Les KPIs de diffusion : volume et visibilité
Impression Share (IS) : C’est le pourcentage d’impressions obtenues par rapport au total disponible. Un IS de 60% signifie que vous ratez 40% des opportunités. Je considere qu’un IS inferieur a 70% sur les mots-cles de marque est un signal d’alarme, et un IS inferieur a 40% sur les mots-cles génériques indique un sous-investissement ou un problème de Quality Score.

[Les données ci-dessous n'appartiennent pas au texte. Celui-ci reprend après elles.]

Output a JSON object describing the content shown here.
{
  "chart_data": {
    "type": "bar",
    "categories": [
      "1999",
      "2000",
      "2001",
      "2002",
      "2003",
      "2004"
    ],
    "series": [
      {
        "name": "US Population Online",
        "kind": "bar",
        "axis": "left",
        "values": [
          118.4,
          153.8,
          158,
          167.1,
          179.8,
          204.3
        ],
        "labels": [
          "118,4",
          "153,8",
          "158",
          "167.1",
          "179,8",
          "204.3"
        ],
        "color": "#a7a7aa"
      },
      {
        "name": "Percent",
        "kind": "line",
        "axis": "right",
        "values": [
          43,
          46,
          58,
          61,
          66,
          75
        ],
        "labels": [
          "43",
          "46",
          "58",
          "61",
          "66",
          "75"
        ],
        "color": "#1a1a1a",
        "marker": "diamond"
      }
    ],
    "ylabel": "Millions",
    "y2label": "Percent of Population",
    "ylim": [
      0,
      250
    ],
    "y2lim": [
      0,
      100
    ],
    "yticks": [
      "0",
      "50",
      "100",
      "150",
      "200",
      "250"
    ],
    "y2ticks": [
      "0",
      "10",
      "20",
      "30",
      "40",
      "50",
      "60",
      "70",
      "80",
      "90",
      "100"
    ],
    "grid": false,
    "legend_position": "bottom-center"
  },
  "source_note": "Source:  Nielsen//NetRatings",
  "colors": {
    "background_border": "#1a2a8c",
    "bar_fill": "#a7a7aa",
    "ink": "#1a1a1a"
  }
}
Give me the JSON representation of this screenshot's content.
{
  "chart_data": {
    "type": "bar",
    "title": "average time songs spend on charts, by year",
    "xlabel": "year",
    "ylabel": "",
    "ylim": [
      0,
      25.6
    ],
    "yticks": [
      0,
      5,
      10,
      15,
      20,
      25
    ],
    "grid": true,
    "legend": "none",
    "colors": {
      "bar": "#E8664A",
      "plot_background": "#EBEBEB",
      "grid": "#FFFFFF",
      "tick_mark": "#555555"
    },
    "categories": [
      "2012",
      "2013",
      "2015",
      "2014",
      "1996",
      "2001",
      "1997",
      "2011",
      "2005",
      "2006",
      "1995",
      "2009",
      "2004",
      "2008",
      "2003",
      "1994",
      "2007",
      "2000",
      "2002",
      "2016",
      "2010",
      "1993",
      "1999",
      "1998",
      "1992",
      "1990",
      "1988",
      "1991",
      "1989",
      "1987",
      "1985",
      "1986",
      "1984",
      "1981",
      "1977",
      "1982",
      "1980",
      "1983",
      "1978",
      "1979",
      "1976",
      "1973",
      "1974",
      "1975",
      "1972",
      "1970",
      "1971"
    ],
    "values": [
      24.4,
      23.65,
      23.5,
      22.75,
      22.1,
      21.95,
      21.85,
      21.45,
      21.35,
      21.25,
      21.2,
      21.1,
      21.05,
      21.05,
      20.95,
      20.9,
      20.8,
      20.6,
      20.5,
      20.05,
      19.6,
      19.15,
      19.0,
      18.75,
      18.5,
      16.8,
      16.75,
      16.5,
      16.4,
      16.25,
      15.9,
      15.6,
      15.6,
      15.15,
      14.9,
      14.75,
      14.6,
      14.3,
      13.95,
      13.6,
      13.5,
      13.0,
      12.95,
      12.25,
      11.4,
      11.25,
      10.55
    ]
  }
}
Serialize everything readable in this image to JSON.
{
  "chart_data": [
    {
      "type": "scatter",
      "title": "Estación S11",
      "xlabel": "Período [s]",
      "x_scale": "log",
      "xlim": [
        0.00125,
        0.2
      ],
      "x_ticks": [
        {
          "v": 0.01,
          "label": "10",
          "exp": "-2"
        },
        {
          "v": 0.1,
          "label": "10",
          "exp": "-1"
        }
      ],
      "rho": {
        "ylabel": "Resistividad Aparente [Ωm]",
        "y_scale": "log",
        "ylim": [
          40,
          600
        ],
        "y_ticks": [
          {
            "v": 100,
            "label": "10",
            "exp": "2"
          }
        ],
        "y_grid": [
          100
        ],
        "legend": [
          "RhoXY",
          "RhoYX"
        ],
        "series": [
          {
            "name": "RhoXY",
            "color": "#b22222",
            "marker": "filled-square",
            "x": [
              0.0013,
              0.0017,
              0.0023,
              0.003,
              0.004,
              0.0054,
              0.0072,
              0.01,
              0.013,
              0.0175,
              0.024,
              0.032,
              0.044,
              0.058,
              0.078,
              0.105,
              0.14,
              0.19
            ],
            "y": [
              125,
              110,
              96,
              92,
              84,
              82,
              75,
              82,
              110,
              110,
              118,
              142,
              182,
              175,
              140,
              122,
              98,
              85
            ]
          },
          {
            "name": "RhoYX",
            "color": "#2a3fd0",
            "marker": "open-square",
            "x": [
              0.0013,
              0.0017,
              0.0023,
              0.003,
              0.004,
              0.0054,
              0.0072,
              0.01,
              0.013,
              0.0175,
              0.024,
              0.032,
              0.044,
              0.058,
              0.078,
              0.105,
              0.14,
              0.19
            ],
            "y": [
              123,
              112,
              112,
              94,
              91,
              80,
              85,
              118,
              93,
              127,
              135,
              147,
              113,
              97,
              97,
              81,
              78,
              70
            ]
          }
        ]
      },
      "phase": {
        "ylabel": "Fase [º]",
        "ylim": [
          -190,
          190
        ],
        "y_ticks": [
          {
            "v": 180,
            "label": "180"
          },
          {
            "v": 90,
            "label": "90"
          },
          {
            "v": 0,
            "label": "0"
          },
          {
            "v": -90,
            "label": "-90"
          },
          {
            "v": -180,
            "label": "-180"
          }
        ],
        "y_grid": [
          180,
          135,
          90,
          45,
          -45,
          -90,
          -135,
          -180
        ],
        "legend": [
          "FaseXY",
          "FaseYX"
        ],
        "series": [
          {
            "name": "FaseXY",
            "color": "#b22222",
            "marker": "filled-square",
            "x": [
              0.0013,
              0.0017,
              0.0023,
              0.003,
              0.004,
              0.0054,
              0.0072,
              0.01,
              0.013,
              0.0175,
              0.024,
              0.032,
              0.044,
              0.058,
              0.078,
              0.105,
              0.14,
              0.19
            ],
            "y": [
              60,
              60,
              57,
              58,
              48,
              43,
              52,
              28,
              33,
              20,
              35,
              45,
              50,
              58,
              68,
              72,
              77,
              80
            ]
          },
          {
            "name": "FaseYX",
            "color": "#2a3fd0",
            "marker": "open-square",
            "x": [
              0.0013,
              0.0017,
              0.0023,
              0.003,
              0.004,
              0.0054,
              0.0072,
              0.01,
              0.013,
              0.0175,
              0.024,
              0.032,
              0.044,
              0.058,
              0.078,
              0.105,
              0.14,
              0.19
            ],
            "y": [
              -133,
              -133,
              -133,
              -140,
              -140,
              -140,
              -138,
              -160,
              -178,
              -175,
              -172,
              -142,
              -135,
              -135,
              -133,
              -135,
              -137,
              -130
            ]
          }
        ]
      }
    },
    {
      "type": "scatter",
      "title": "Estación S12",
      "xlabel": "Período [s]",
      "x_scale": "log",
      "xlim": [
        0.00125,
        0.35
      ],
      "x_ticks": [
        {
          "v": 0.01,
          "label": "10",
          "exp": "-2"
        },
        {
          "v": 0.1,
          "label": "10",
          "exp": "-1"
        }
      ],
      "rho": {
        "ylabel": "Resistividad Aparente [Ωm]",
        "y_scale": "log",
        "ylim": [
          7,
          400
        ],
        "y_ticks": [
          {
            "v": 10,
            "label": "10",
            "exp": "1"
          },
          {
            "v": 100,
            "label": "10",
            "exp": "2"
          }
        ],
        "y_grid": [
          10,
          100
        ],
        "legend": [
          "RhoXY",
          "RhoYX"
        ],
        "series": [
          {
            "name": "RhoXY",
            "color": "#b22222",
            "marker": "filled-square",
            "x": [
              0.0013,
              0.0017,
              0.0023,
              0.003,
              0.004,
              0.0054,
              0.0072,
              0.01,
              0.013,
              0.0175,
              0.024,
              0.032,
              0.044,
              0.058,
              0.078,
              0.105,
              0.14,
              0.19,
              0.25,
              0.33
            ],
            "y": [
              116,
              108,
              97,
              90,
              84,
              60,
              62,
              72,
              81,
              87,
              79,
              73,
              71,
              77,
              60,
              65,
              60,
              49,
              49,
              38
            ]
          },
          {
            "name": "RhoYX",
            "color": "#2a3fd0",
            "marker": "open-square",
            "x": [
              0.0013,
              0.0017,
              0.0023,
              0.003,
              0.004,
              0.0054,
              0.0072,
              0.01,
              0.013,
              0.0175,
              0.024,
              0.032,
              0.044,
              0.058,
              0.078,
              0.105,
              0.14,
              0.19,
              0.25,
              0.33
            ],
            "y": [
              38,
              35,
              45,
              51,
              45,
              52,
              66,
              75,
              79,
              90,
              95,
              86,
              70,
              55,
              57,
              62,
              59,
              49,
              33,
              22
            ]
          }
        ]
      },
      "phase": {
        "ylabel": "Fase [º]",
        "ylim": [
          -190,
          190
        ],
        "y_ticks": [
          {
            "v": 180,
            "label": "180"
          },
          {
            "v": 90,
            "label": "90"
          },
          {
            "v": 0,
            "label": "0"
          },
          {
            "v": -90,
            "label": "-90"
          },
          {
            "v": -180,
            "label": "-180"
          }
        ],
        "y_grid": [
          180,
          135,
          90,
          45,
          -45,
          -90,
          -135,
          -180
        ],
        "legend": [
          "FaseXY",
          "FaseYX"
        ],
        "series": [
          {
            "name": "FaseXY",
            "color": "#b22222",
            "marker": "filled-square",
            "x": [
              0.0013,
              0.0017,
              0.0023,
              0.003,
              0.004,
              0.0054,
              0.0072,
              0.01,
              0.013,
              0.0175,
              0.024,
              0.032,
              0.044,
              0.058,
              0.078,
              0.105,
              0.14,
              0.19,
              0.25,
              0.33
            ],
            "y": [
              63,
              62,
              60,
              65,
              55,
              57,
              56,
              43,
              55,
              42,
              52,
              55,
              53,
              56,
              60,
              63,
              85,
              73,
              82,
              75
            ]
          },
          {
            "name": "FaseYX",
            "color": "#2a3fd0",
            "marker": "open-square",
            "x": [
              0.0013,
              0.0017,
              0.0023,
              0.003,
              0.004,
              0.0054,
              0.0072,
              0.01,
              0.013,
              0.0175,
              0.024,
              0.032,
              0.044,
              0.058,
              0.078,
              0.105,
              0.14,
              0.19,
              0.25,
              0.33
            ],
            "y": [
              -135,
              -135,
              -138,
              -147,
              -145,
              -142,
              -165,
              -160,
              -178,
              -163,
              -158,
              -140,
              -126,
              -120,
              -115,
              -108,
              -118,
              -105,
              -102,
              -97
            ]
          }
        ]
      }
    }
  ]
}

IS perdu (budget) vs IS perdu (classement) : Cette distinction est cruciale. Si vous perdez des impressions a cause du budget, la solution est simple : augmenter le budget ou réduire le scope. Si vous les perdez a cause du classement, le problème est plus profond : enchères trop basses, QS insuffisant, pertinence des annonces. Les auction insights completent cette analyse en montrant qui prend vos impressions.
Les KPIs d’engagement : qualité du trafic
CTR (Click-Through Rate) : Le CTR moyen varie enormement par secteur (1,5% en assurance, 6% en e-commerce mode), donc un CTR “bon” n’existe pas dans l’absolu. Ce qui compte, c’est l’évolution : un CTR en baisse de 20% sur un mois signale un problème d’annonces ou de positionnement. Je compare toujours mes CTR aux benchmarks sectoriels pour contextualiser.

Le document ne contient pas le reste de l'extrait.